Anders als in Smash Up macht Vampire Vendetta meiner Meinung nach jedoch vor allem in größeren Runden ab 4 Spielern, bestenfalls mit 5 oder 6 Spielern, am meisten Spaß. Denn erst dann entstehen die zwar sehr fiesen, aber auch sehr thematisch stimmigen und unvorhersehbaren Wendungen, die das Spielerlebnis ausmachen. Oftmals ist es die eine verdeckt ausgespielte Karte, die die Machtverhältnisse an einem Ort völlig ins Wanken bringt und mehrere Spieler in Raserei verfallen lässt. Genau das erzeugt Spannung, wie es sich für ein Social-Deduction-Game auch gehört. Hier geht es ums Drohen, ums Zocken, ums Riskieren und leider hin und wieder auch ums massive Ärgern. Positiv ist zudem die Spieldauer zu erwähnen, denn eine Partie spielt sich relativ zügig in 30 bis maximal 45 Minuten (je nach Spielerzahl) runter, sofern alle das Spiel kennen und sich nicht ständig ewig lange Nachdenkzeiten beim Ausspielen ihrer Karten gönnen. Ebenfalls für Abwechslung sorgen die einzigartigen Decks der verschiedenen Clans, die sich doch auch unterschiedlich spielen – vielleicht nicht in Root-Dimensionen –, aber doch unterschiedlich.

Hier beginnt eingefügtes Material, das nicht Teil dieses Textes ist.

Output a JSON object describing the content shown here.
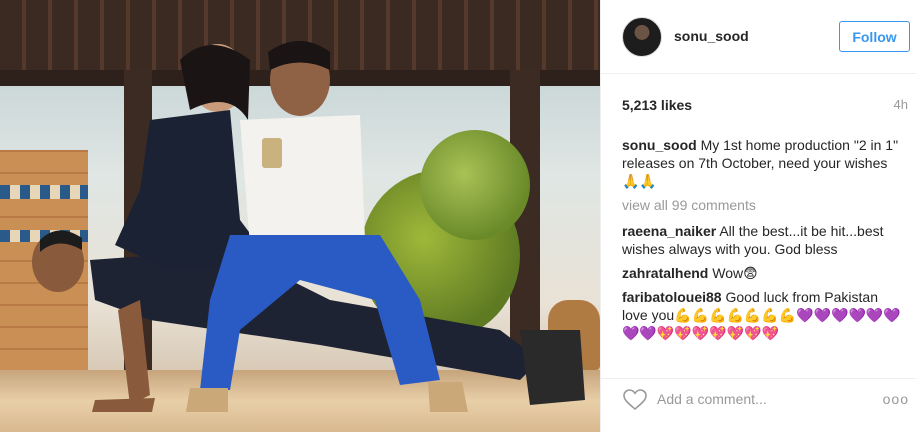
{
  "post": {
    "username": "sonu_sood",
    "follow_label": "Follow",
    "likes": "5,213 likes",
    "time_ago": "4h",
    "caption": {
      "username": "sonu_sood",
      "text": "My 1st home production \"2 in 1\" releases on 7th October, need your wishes🙏🙏"
    },
    "view_all": "view all 99 comments",
    "comments": [
      {
        "username": "raeena_naiker",
        "text": "All the best...it be hit...best wishes always with you. God bless"
      },
      {
        "username": "zahratalhend",
        "text": "Wow😨"
      },
      {
        "username": "faribatolouei88",
        "text": "Good luck from Pakistan love you💪💪💪💪💪💪💪💜💜💜💜💜💜💜💜💖💖💖💖💖💖💖"
      }
    ],
    "add_comment_placeholder": "Add a comment...",
    "more_label": "ooo"
  },
  "icons": {
    "heart": "heart-icon",
    "more": "more-options-icon"
  },
  "colors": {
    "accent": "#3897f0",
    "muted": "#999999",
    "text": "#262626"
  }
}
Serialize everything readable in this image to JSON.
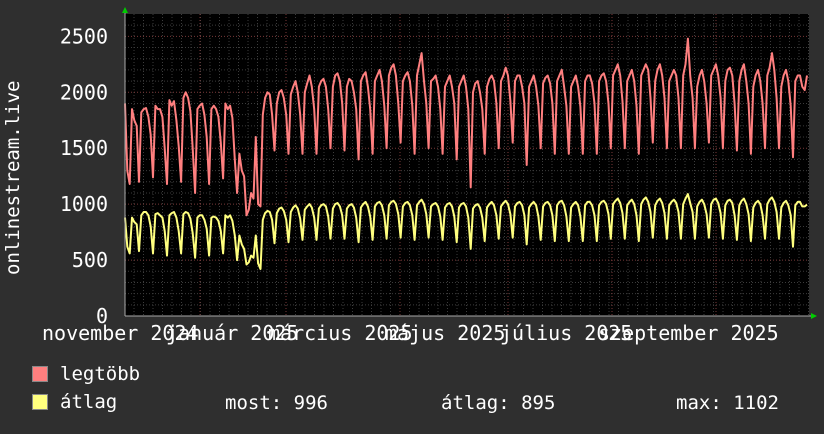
{
  "chart_data": {
    "type": "line",
    "ylabel": "onlinestream.live",
    "ylim": [
      0,
      2700
    ],
    "y_ticks": [
      0,
      500,
      1000,
      1500,
      2000,
      2500
    ],
    "x_tick_labels": [
      "november 2024",
      "január 2025",
      "március 2025",
      "május 2025",
      "július 2025",
      "szeptember 2025"
    ],
    "grid": true,
    "series": [
      {
        "name": "legtöbb",
        "color": "#ff7f7f",
        "values": [
          1900,
          1300,
          1180,
          1850,
          1750,
          1700,
          1200,
          1820,
          1850,
          1860,
          1780,
          1620,
          1240,
          1880,
          1850,
          1850,
          1780,
          1500,
          1180,
          1930,
          1880,
          1920,
          1750,
          1520,
          1200,
          1950,
          2000,
          1950,
          1830,
          1500,
          1100,
          1850,
          1880,
          1900,
          1800,
          1600,
          1180,
          1850,
          1880,
          1850,
          1780,
          1550,
          1230,
          1900,
          1850,
          1880,
          1770,
          1400,
          1100,
          1450,
          1300,
          1250,
          900,
          950,
          1100,
          1050,
          1600,
          1000,
          980,
          1800,
          1950,
          2000,
          1980,
          1800,
          1480,
          1900,
          2000,
          2020,
          1950,
          1800,
          1450,
          1980,
          2050,
          2100,
          2000,
          1800,
          1450,
          2000,
          2080,
          2150,
          2050,
          1850,
          1450,
          2050,
          2100,
          2120,
          2050,
          1850,
          1500,
          2050,
          2150,
          2170,
          2100,
          1900,
          1480,
          2050,
          2120,
          2100,
          2000,
          1850,
          1400,
          2100,
          2150,
          2180,
          2050,
          1850,
          1450,
          2100,
          2150,
          2200,
          2100,
          1880,
          1500,
          2150,
          2220,
          2250,
          2150,
          1900,
          1550,
          2100,
          2150,
          2180,
          2100,
          1880,
          1450,
          2150,
          2250,
          2350,
          2100,
          1900,
          1500,
          2100,
          2120,
          2150,
          2050,
          1850,
          1450,
          2050,
          2100,
          2150,
          2050,
          1900,
          1400,
          2050,
          2100,
          2150,
          2050,
          1850,
          1150,
          2000,
          2080,
          2100,
          2000,
          1850,
          1450,
          2050,
          2120,
          2150,
          2100,
          1900,
          1500,
          2100,
          2150,
          2220,
          2150,
          1920,
          1550,
          2100,
          2150,
          2150,
          2050,
          1900,
          1350,
          2050,
          2100,
          2150,
          2050,
          1880,
          1500,
          2080,
          2130,
          2150,
          2080,
          1900,
          1450,
          2100,
          2150,
          2200,
          2050,
          1880,
          1450,
          2050,
          2100,
          2150,
          2050,
          1870,
          1450,
          2100,
          2150,
          2150,
          2080,
          1900,
          1450,
          2100,
          2150,
          2170,
          2100,
          1900,
          1500,
          2150,
          2200,
          2250,
          2150,
          1920,
          1500,
          2100,
          2150,
          2200,
          2100,
          1880,
          1450,
          2150,
          2200,
          2250,
          2200,
          1950,
          1550,
          2100,
          2200,
          2250,
          2150,
          1950,
          1500,
          2100,
          2150,
          2200,
          2150,
          1950,
          1500,
          2150,
          2250,
          2480,
          2150,
          1950,
          1500,
          2050,
          2150,
          2200,
          2100,
          1900,
          1550,
          2150,
          2200,
          2250,
          2150,
          1950,
          1500,
          2100,
          2200,
          2220,
          2150,
          1900,
          1480,
          2100,
          2200,
          2250,
          2100,
          1900,
          1450,
          2050,
          2150,
          2200,
          2100,
          1900,
          1500,
          2150,
          2220,
          2350,
          2200,
          1950,
          1500,
          2050,
          2150,
          2200,
          2100,
          1880,
          1420,
          2100,
          2150,
          2150,
          2050,
          2020,
          2150
        ]
      },
      {
        "name": "átlag",
        "color": "#ffff7f",
        "values": [
          880,
          620,
          560,
          880,
          840,
          820,
          580,
          900,
          930,
          930,
          900,
          800,
          560,
          910,
          920,
          900,
          880,
          760,
          540,
          900,
          920,
          930,
          880,
          760,
          560,
          910,
          930,
          920,
          870,
          740,
          520,
          880,
          900,
          900,
          860,
          780,
          540,
          880,
          890,
          880,
          850,
          760,
          560,
          900,
          880,
          900,
          850,
          720,
          500,
          720,
          640,
          600,
          460,
          480,
          540,
          520,
          720,
          470,
          420,
          860,
          920,
          940,
          930,
          860,
          650,
          920,
          960,
          970,
          940,
          860,
          660,
          930,
          970,
          990,
          960,
          870,
          680,
          950,
          980,
          1000,
          970,
          880,
          680,
          960,
          990,
          1000,
          980,
          890,
          690,
          960,
          1000,
          1010,
          980,
          900,
          690,
          960,
          990,
          1000,
          970,
          880,
          660,
          970,
          1000,
          1020,
          980,
          890,
          680,
          980,
          1010,
          1020,
          990,
          900,
          690,
          990,
          1020,
          1030,
          1000,
          910,
          700,
          980,
          1010,
          1020,
          990,
          900,
          680,
          990,
          1020,
          1040,
          1000,
          910,
          700,
          980,
          1000,
          1010,
          980,
          890,
          680,
          970,
          1000,
          1010,
          980,
          890,
          660,
          970,
          1000,
          1010,
          980,
          880,
          600,
          960,
          990,
          1000,
          970,
          880,
          670,
          970,
          1000,
          1020,
          990,
          900,
          690,
          980,
          1010,
          1030,
          1000,
          910,
          700,
          980,
          1010,
          1020,
          990,
          900,
          640,
          970,
          1000,
          1020,
          990,
          890,
          680,
          980,
          1010,
          1020,
          990,
          900,
          670,
          990,
          1020,
          1030,
          990,
          890,
          670,
          970,
          1000,
          1020,
          990,
          890,
          670,
          990,
          1020,
          1020,
          990,
          900,
          670,
          990,
          1020,
          1030,
          1000,
          910,
          690,
          1000,
          1030,
          1050,
          1010,
          920,
          690,
          990,
          1020,
          1040,
          1000,
          900,
          670,
          1000,
          1040,
          1060,
          1020,
          930,
          700,
          990,
          1030,
          1050,
          1010,
          920,
          690,
          990,
          1020,
          1040,
          1010,
          930,
          690,
          1000,
          1050,
          1090,
          1010,
          930,
          690,
          980,
          1020,
          1040,
          1000,
          910,
          700,
          1000,
          1040,
          1050,
          1010,
          920,
          690,
          990,
          1030,
          1040,
          1010,
          900,
          680,
          990,
          1030,
          1050,
          1000,
          910,
          670,
          970,
          1010,
          1030,
          1000,
          900,
          690,
          1000,
          1040,
          1060,
          1020,
          930,
          690,
          970,
          1010,
          1030,
          990,
          900,
          620,
          990,
          1020,
          1020,
          980,
          980,
          996
        ]
      }
    ]
  },
  "legend": [
    {
      "label": "legtöbb",
      "color": "#ff7f7f"
    },
    {
      "label": "átlag",
      "color": "#ffff7f"
    }
  ],
  "stats": {
    "now": "most: 996",
    "avg": "átlag: 895",
    "max": "max: 1102"
  }
}
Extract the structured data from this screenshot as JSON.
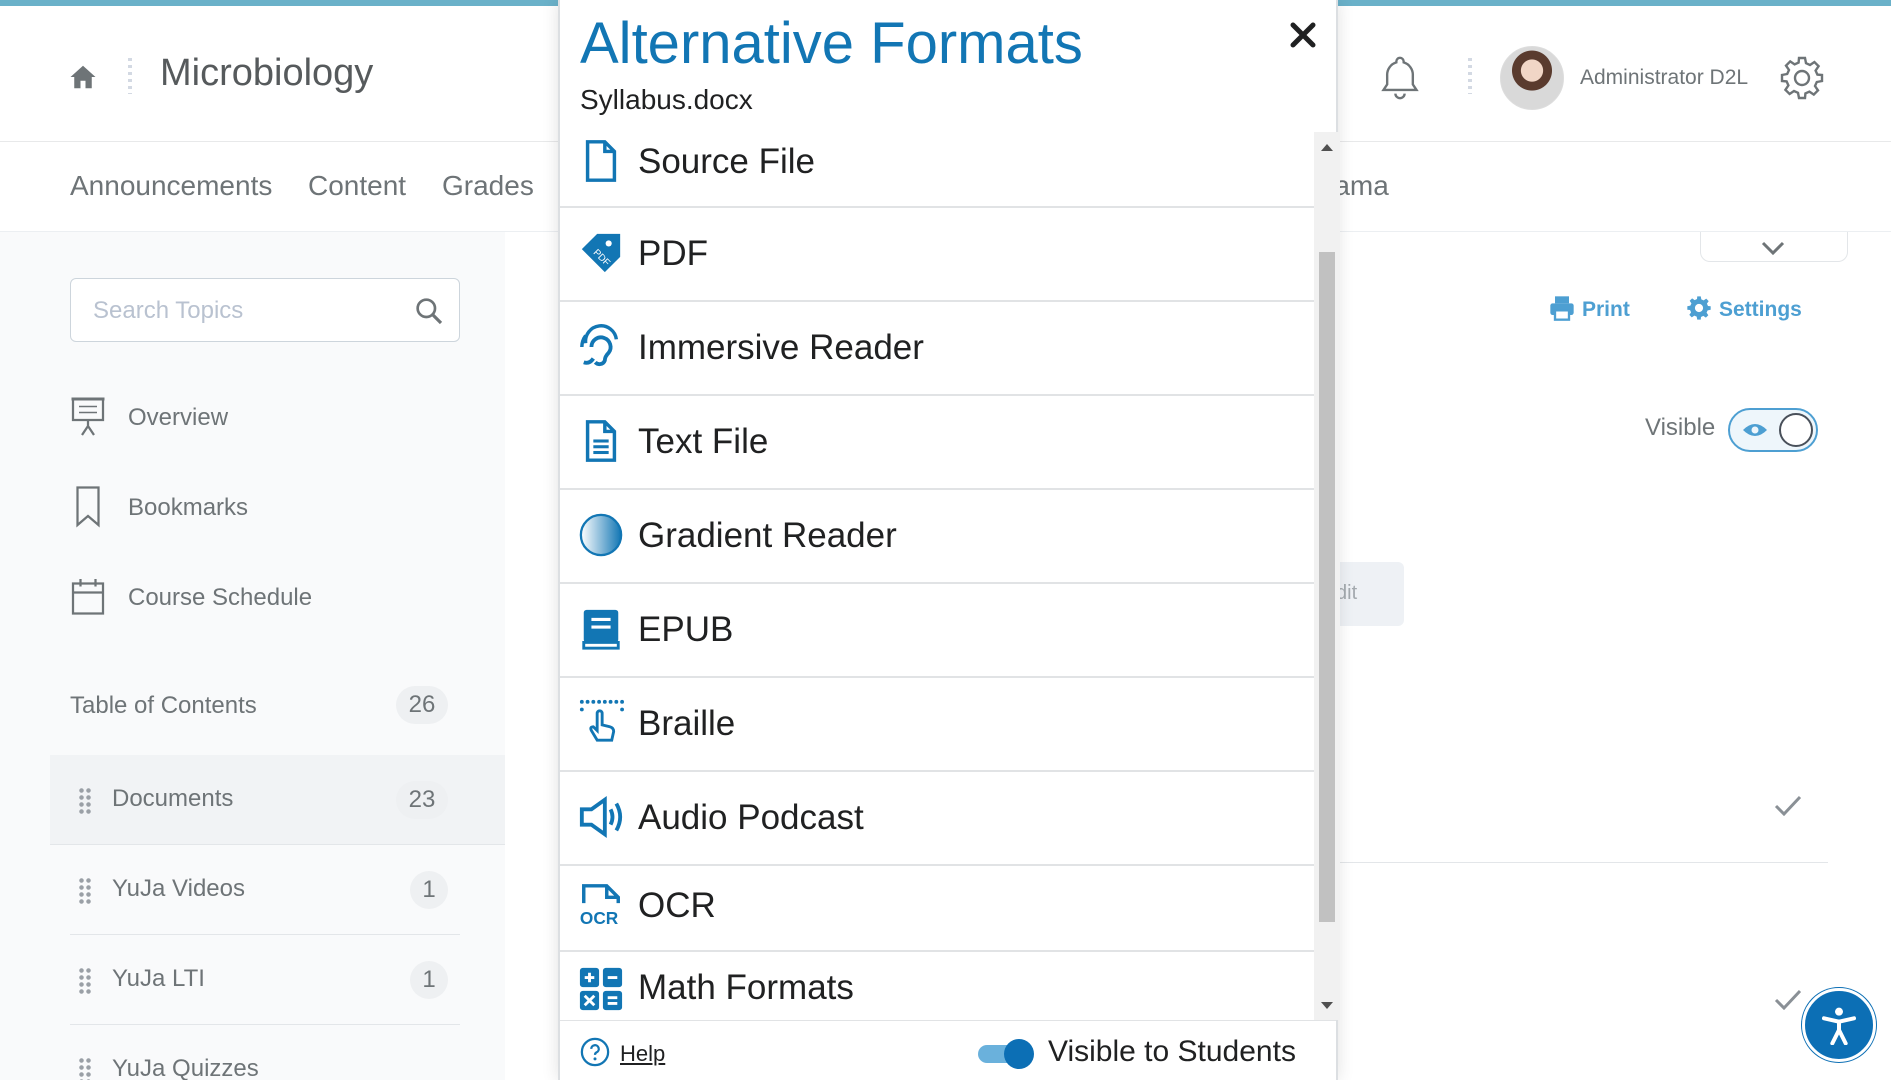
{
  "header": {
    "course_title": "Microbiology",
    "user_name": "Administrator D2L"
  },
  "nav": {
    "items": [
      "Announcements",
      "Content",
      "Grades",
      "rama"
    ]
  },
  "sidebar": {
    "search_placeholder": "Search Topics",
    "links": [
      {
        "label": "Overview",
        "icon": "presentation-icon"
      },
      {
        "label": "Bookmarks",
        "icon": "bookmark-icon"
      },
      {
        "label": "Course Schedule",
        "icon": "calendar-icon"
      }
    ],
    "toc": {
      "label": "Table of Contents",
      "count": "26"
    },
    "modules": [
      {
        "label": "Documents",
        "count": "23"
      },
      {
        "label": "YuJa Videos",
        "count": "1"
      },
      {
        "label": "YuJa LTI",
        "count": "1"
      },
      {
        "label": "YuJa Quizzes",
        "count": ""
      }
    ]
  },
  "main": {
    "print_label": "Print",
    "settings_label": "Settings",
    "visible_label": "Visible",
    "partial_button_label": "dit"
  },
  "modal": {
    "title": "Alternative Formats",
    "filename": "Syllabus.docx",
    "formats": [
      {
        "label": "Source File",
        "icon": "file-icon"
      },
      {
        "label": "PDF",
        "icon": "pdf-tag-icon"
      },
      {
        "label": "Immersive Reader",
        "icon": "hearing-icon"
      },
      {
        "label": "Text File",
        "icon": "text-file-icon"
      },
      {
        "label": "Gradient Reader",
        "icon": "gradient-circle-icon"
      },
      {
        "label": "EPUB",
        "icon": "book-icon"
      },
      {
        "label": "Braille",
        "icon": "braille-icon"
      },
      {
        "label": "Audio Podcast",
        "icon": "speaker-icon"
      },
      {
        "label": "OCR",
        "icon": "ocr-icon"
      },
      {
        "label": "Math Formats",
        "icon": "calculator-icon"
      }
    ],
    "footer": {
      "help_label": "Help",
      "visible_to_students_label": "Visible to Students",
      "visible_to_students": true
    }
  },
  "colors": {
    "accent": "#1276b4",
    "link": "#4d9fd2",
    "top_accent": "#6ab1c9"
  }
}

Allerdings spielt dadurch, dass man zusätzlich zu den zwei Startkarten lediglich eine weitere pro Runde dazubekommt, das Ziehglück schon eine beachtliche Rolle. Die Decks selbst bestehen zwar nur aus neun Karten, von denen man am Ende einer Partie genau acht gesehen haben wird – da man sich ja immer zwischen zwei neuen Karten entscheiden kann. Doch die Reihenfolge, in der man die Karten zieht, ist durchaus relevant, da einige Karten besser miteinander interagieren als andere, und vielleicht genau die eine Karte, die man gegen die anderen Clans besonders gebrauchen könnte, vielleicht erst in der dritten und letzten Runde gezogen wird – oder aber gar nicht. Natürlich sorgt dies dafür, dass man seine Strategie immer wieder neu an den gezogenen Karten anpassen muss, zumal die Gegner ja auch nicht wissen, welche neue Gemeinheit man da gerade gezogen hat. Doch man muss sich dieses Faktors zumindest bewusst sein, und es stellt sich mir zumindest die Frage, ob es nicht noch spaßiger wäre, mehr Karten pro Clan und mehr Auswahl zu haben, anstatt immer alle von den wenigen Handkarten ausspielen zu müssen.
In meiner Spielerrunde ist schließlich eine hitzige Diskussion bezüglich des Widerspielreizes entfacht, in der auf der einen Seite angebracht wurde, dass man aufgrund der wenigen Karten der insgesamt auch nur acht verschiedenen Clans schnell alles gesehen habe und der Widerspielreiz u.a. dadurch schnell nachlassen würde. Andererseits entsteht dadurch, dass man zwar die Karten eines gegnerischen Clans gut kennt, jedoch nicht weiß, auf welche neue Gemeinheit man sich in einer Runde genau einstellen muss, eine gewisse Spannung, und der Fokus liegt mehr und mehr auf dem Social-Deduction-Part. Die ersten Partien haben Spaß gemacht und wer Recht behält wird sich im Laufe der folgenden Partien wohl noch zeigen.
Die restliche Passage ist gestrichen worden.